Тюлип вдруг захихикал и весело хлопнул себя по ляжкам.
Ребенок убежал – было слышно, как шлепают босые ноги. Тюлип же сделал над собой нечеловеческое усилие, чтоб идти по прямой, не слишком шатаясь. Он шагал теперь по щиколотки в грязной ледяной воде, из-под ног то и дело доносились негодующие жабьи крики. Со стен и сводов подземелья тоже стекала вода, холодные капли падали ему на голову, словно шел дождь. И все же он задыхался, на висках и под носом выступила испарина, казалось, он был заперт в огромном душном горшке. Где-то впереди опять зашлепали шаги. Тюлип остановился. Под ногами какая-то жаба перекатила камень. В туннеле показался мальчик со свечкой в руке. Теплый свет разгонял, распарывал темноту. Растревоженные жабы принялись злобно квакать на свечку и на слабые лучики, дрожащие и умирающие в зеленой воде.
– Это опять я, – сказал мальчик и тряхнул своими белокурыми кудрями. – Дядя Анастаз захотел сам прийти!
На миг он исчез и появился снова, ведя за руку старика. Опять завыли адским хором жабы, и долгое эхо прокатилось под темными сводами.
– Пришли? – проскрипел старик.
– Пришли, дядя! – ответил мальчик ясным голоском.
– И тут кто-нибудь есть? – спросил старик.
– Да, – ответил ребенок. – Можете говорить, дядя. Вас услышат.

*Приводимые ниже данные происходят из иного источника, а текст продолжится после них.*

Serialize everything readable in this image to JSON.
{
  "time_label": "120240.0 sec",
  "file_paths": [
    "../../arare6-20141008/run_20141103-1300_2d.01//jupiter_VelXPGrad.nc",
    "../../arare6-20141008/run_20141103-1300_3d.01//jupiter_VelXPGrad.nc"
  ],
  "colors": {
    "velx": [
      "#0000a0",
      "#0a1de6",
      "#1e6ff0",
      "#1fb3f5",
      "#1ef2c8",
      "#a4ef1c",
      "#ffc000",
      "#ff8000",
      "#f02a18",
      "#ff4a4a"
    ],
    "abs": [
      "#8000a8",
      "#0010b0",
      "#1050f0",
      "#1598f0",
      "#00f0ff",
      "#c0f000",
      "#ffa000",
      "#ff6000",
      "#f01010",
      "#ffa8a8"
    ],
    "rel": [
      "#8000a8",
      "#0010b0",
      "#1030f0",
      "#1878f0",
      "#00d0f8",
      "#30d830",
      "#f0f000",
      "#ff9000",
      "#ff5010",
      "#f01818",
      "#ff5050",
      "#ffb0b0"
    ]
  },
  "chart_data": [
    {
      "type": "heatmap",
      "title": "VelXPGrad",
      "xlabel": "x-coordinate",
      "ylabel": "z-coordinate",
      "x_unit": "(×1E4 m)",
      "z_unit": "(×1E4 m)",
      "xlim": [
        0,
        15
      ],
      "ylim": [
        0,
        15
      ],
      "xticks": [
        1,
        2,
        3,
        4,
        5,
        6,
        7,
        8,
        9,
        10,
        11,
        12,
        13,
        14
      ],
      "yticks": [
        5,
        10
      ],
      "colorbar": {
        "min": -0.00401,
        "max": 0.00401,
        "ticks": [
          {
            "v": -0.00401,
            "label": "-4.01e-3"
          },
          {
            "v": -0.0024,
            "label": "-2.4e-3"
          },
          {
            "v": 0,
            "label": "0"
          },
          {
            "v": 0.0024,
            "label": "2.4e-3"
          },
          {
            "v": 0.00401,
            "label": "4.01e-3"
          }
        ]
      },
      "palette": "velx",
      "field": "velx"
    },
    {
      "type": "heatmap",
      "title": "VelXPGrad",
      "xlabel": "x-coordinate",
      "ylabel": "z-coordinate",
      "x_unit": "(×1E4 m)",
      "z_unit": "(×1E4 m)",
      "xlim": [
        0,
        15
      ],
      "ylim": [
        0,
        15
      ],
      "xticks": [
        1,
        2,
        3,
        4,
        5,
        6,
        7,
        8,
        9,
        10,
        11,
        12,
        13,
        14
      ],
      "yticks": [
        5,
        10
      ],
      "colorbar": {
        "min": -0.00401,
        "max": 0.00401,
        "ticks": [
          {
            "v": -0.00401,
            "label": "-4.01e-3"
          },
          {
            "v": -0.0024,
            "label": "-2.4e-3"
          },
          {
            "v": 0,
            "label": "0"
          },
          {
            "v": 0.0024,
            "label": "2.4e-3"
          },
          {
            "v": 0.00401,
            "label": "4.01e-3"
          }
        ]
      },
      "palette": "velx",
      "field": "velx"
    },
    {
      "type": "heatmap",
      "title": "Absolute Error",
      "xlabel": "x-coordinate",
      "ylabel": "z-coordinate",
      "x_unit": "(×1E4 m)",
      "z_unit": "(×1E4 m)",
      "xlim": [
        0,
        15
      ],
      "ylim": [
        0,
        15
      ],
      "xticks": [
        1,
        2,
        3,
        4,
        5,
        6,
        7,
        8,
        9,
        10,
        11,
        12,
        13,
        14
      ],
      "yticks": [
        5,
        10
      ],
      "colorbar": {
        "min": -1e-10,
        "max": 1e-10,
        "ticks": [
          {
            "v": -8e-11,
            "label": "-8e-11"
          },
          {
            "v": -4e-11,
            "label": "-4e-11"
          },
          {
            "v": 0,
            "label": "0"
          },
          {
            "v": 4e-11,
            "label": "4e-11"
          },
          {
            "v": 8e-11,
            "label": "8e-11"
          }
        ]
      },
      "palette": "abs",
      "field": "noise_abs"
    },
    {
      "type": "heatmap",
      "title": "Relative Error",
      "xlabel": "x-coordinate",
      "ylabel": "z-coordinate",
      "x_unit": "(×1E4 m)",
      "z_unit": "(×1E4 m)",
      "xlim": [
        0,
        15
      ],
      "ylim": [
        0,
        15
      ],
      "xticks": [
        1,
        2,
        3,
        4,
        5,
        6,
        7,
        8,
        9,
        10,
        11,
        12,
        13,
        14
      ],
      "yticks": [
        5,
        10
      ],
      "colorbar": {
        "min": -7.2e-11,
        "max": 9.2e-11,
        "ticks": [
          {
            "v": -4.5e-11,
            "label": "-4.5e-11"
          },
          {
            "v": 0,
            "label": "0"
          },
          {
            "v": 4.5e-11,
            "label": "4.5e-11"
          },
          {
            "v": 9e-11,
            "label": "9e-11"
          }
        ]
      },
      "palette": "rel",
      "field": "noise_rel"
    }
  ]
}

И увидят тоже – я подниму свечу.
Он поднял руку.
Тюлип увидел безобразное, страшно изувеченное лицо.
Одной щеки и половины носа не было вовсе – торчали кости. Вместо глаз чернели две бездонных дыры. Но на груди, лишенной плоти, красовались начищенные до блеска разноцветные ордена и медали.

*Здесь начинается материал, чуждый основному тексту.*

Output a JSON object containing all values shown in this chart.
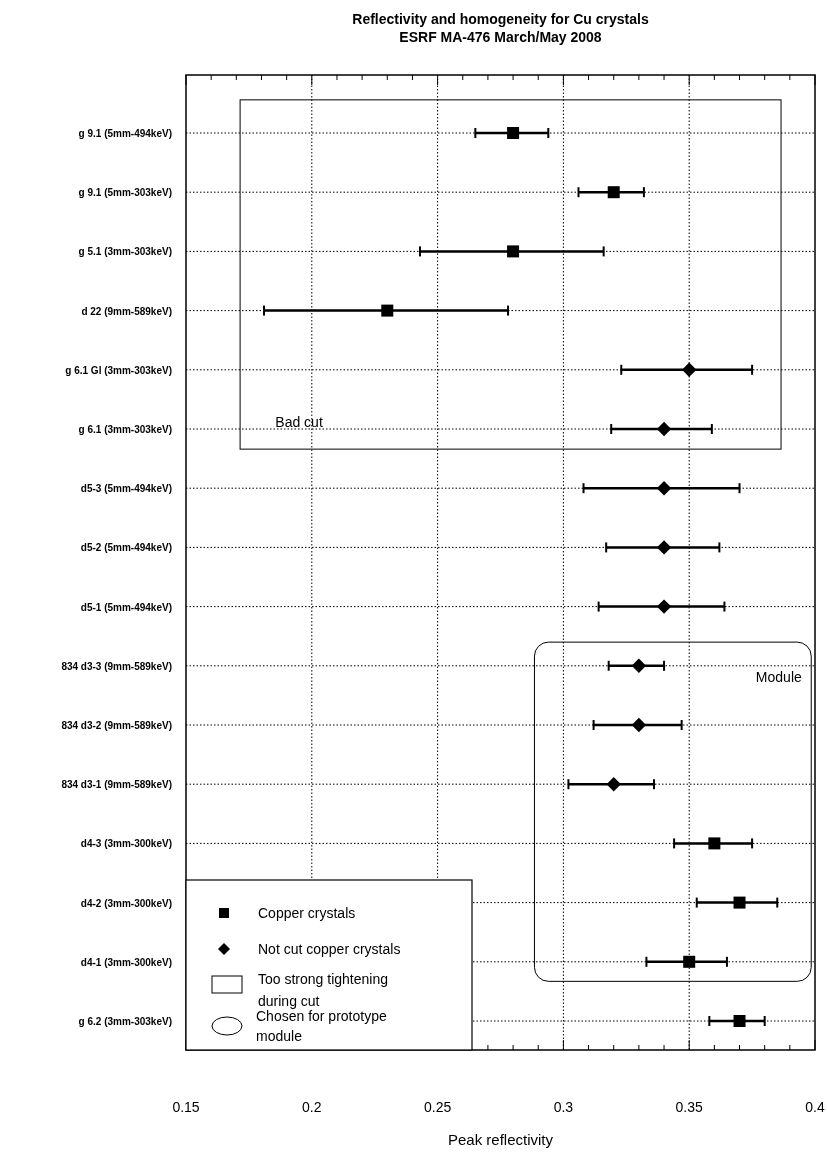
{
  "chart_data": {
    "type": "scatter",
    "orientation": "horizontal",
    "title": "Reflectivity and homogeneity for Cu crystals\nESRF MA-476 March/May 2008",
    "xlabel": "Peak reflectivity",
    "categories": [
      "g 9.1 (5mm-494keV)",
      "g 9.1 (5mm-303keV)",
      "g 5.1 (3mm-303keV)",
      "d 22 (9mm-589keV)",
      "g 6.1 Gl (3mm-303keV)",
      "g 6.1 (3mm-303keV)",
      "d5-3 (5mm-494keV)",
      "d5-2 (5mm-494keV)",
      "d5-1 (5mm-494keV)",
      "834 d3-3 (9mm-589keV)",
      "834 d3-2 (9mm-589keV)",
      "834 d3-1 (9mm-589keV)",
      "d4-3 (3mm-300keV)",
      "d4-2 (3mm-300keV)",
      "d4-1 (3mm-300keV)",
      "g 6.2 (3mm-303keV)"
    ],
    "xlim": [
      0.15,
      0.4
    ],
    "xticks": [
      0.15,
      {
        "value": 0.16,
        "label": null
      },
      {
        "value": 0.17,
        "label": null
      },
      {
        "value": 0.18,
        "label": null
      },
      {
        "value": 0.19,
        "label": null
      },
      0.2,
      {
        "value": 0.21,
        "label": null
      },
      {
        "value": 0.22,
        "label": null
      },
      {
        "value": 0.23,
        "label": null
      },
      {
        "value": 0.24,
        "label": null
      },
      0.25,
      {
        "value": 0.26,
        "label": null
      },
      {
        "value": 0.27,
        "label": null
      },
      {
        "value": 0.28,
        "label": null
      },
      {
        "value": 0.29,
        "label": null
      },
      0.3,
      {
        "value": 0.31,
        "label": null
      },
      {
        "value": 0.32,
        "label": null
      },
      {
        "value": 0.33,
        "label": null
      },
      {
        "value": 0.34,
        "label": null
      },
      0.35,
      {
        "value": 0.36,
        "label": null
      },
      {
        "value": 0.37,
        "label": null
      },
      {
        "value": 0.38,
        "label": null
      },
      {
        "value": 0.39,
        "label": null
      },
      0.4
    ],
    "grid": true,
    "legend": "bottom left",
    "line_style": "dotted",
    "series": [
      {
        "name": "Copper crystals",
        "color": "#000000",
        "marker": "square",
        "values": [
          0.28,
          0.32,
          0.28,
          0.23,
          null,
          null,
          null,
          null,
          null,
          null,
          null,
          null,
          0.36,
          0.37,
          0.35,
          0.37
        ],
        "errors": [
          [
            0.265,
            0.294
          ],
          [
            0.306,
            0.332
          ],
          [
            0.243,
            0.316
          ],
          [
            0.181,
            0.278
          ],
          null,
          null,
          null,
          null,
          null,
          null,
          null,
          null,
          [
            0.344,
            0.375
          ],
          [
            0.353,
            0.385
          ],
          [
            0.333,
            0.365
          ],
          [
            0.358,
            0.38
          ]
        ]
      },
      {
        "name": "Not cut copper crystals",
        "color": "#000000",
        "marker": "diamond",
        "values": [
          null,
          null,
          null,
          null,
          0.35,
          0.34,
          0.34,
          0.34,
          0.34,
          0.33,
          0.33,
          0.32,
          null,
          null,
          null,
          null
        ],
        "errors": [
          null,
          null,
          null,
          null,
          [
            0.323,
            0.375
          ],
          [
            0.319,
            0.359
          ],
          [
            0.308,
            0.37
          ],
          [
            0.317,
            0.362
          ],
          [
            0.314,
            0.364
          ],
          [
            0.318,
            0.34
          ],
          [
            0.312,
            0.347
          ],
          [
            0.302,
            0.336
          ],
          null,
          null,
          null,
          null
        ]
      }
    ],
    "annotations": [
      "Bad cut",
      "Module",
      "Too strong tightening during cut",
      "Chosen for prototype module"
    ]
  }
}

– Мой дядя Анастаз! – с улыбкой представил мальчик. – Ну, говорите, дядя!
– Уж я, малыш, скажу! – заскрежетал старик. – Слушайте, эй вы там, сколько вас ни на есть! Я прошел всю войну! Я потерял в окопах жизнь и половину тела оставил на съедение крысам! У меня нету глаз и не осталось мяса на лице, оно теперь и на лицо-то не похоже. Я ослеп, почти оглох, я не могу больше есть – потрохов тоже нету.
– В него попал снаряд семидесятипятимиллиметровой пушки в восемнадцатом году! – уважительно сказал ребенок, тряхнув своими белокурыми кудрями.
– Только дышать и могу, – продолжал старик. – Так среди вас есть подонок… подонок!..
– Дядя, не надо кричать, – спокойно сказал ребенок. – Он слышит. Он-то не глухой!
– Среди вас есть подонок, – орал старик, – который тут нарочно развонялся, как целый полк покойников, чтобы изгадить, отравить мне воздух, отнять у меня чистый воздух!
– Не надо кричать. – Ребенок потянул за палец старика. – Не кричите. Незачем!
– А разве я кричал, малыш? – смиренно спросил старик.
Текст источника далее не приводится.